Vice-Secretária-Geral para Assuntos Humanitários afirmou que cerca de 2,5 milhões de pessoas no Chifre da África ainda precisam de ajuda humanitária.

A Secretária-Geral Adjunta para Assuntos Humanitários, Catherine Bragg. (ONU/Paulo Filgueiras).

A Vice-Secretária-Geral para Assuntos Humanitários, Catherine Bragg, alertou neste sábado (12/05) a comunidade internacional para a necessidade de fornecer ajuda aos cerca de 2,5 milhões de pessoas no Chifre da África, usando como referência ações bem sucedidas no ano passado, quando foi possível reverter o quadro de fome na Somália.

“Devemos nos inspirar nesses frágeis ganhos. O número de pessoas que precisam de ajuda alimentar diminuíram em 1,5 milhões, mas 2,5 milhões de pessoas ainda estão em crise e este é um número muito grande”, disse Bragg, que também é Vice-Coordenadora de Emergência das Nações Unidas.

“As condições de fome não estão mais presentes na Somália, em grande parte devido à entrega efetiva da ajuda e da boa colheita no início do ano, mas a situação humanitária continua crítica”, ressaltou Bragg, no final de uma visita de cinco dias na Somália e no Quênia. O foco agora deve ser ajudar as pessoas a recuperar seus meios de subsistência, como uma forma de aumentar a resistência a futuras secas e outros choques.

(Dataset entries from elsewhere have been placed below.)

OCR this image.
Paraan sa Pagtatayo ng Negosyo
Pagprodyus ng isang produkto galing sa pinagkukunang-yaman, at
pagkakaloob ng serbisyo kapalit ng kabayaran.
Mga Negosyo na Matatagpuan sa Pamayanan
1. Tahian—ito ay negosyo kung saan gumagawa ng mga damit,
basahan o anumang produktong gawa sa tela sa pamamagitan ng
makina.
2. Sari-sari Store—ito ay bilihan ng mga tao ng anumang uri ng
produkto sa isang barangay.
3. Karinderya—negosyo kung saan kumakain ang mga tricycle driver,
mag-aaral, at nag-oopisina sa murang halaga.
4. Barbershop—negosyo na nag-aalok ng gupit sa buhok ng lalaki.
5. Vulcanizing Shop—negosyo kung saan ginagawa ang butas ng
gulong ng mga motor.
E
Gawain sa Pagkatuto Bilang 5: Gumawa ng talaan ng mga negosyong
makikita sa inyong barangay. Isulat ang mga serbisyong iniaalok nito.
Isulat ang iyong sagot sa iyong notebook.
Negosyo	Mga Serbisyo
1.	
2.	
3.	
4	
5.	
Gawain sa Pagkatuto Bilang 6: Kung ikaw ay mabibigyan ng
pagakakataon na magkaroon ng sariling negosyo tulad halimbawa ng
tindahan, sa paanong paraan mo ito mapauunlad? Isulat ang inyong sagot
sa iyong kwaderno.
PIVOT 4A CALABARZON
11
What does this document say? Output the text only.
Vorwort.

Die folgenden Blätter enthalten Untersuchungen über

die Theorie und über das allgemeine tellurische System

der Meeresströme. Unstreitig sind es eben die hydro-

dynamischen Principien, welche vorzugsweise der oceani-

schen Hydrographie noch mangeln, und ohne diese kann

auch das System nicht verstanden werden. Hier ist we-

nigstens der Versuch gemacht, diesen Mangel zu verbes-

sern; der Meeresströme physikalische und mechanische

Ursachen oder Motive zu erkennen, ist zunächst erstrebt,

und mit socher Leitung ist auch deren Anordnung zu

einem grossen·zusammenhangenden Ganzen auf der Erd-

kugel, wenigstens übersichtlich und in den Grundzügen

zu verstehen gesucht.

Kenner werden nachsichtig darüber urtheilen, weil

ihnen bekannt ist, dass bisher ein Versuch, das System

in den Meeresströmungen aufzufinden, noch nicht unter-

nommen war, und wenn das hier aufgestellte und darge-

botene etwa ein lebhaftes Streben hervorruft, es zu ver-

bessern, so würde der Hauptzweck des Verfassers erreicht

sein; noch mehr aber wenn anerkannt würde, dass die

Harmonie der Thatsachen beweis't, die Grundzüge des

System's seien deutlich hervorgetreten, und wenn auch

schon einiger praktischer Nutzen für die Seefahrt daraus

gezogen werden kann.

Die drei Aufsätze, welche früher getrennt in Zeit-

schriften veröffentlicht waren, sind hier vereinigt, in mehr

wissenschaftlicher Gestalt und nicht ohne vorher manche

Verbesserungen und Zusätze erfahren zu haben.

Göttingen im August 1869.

No Quênia, Bragg saudou o compromisso do Governo em aumentar a resiliência das comunidades em zonas afetadas pela seca. Mas alertou que o país ainda corre perigo. A seca do ano passado fez com que 3,8 milhões de quenianos dependessem de ajuda alimentar e cerca de 2,2 milhões de pessoas ainda precisam de assistência, incluindo 250 mil em crise humanitária.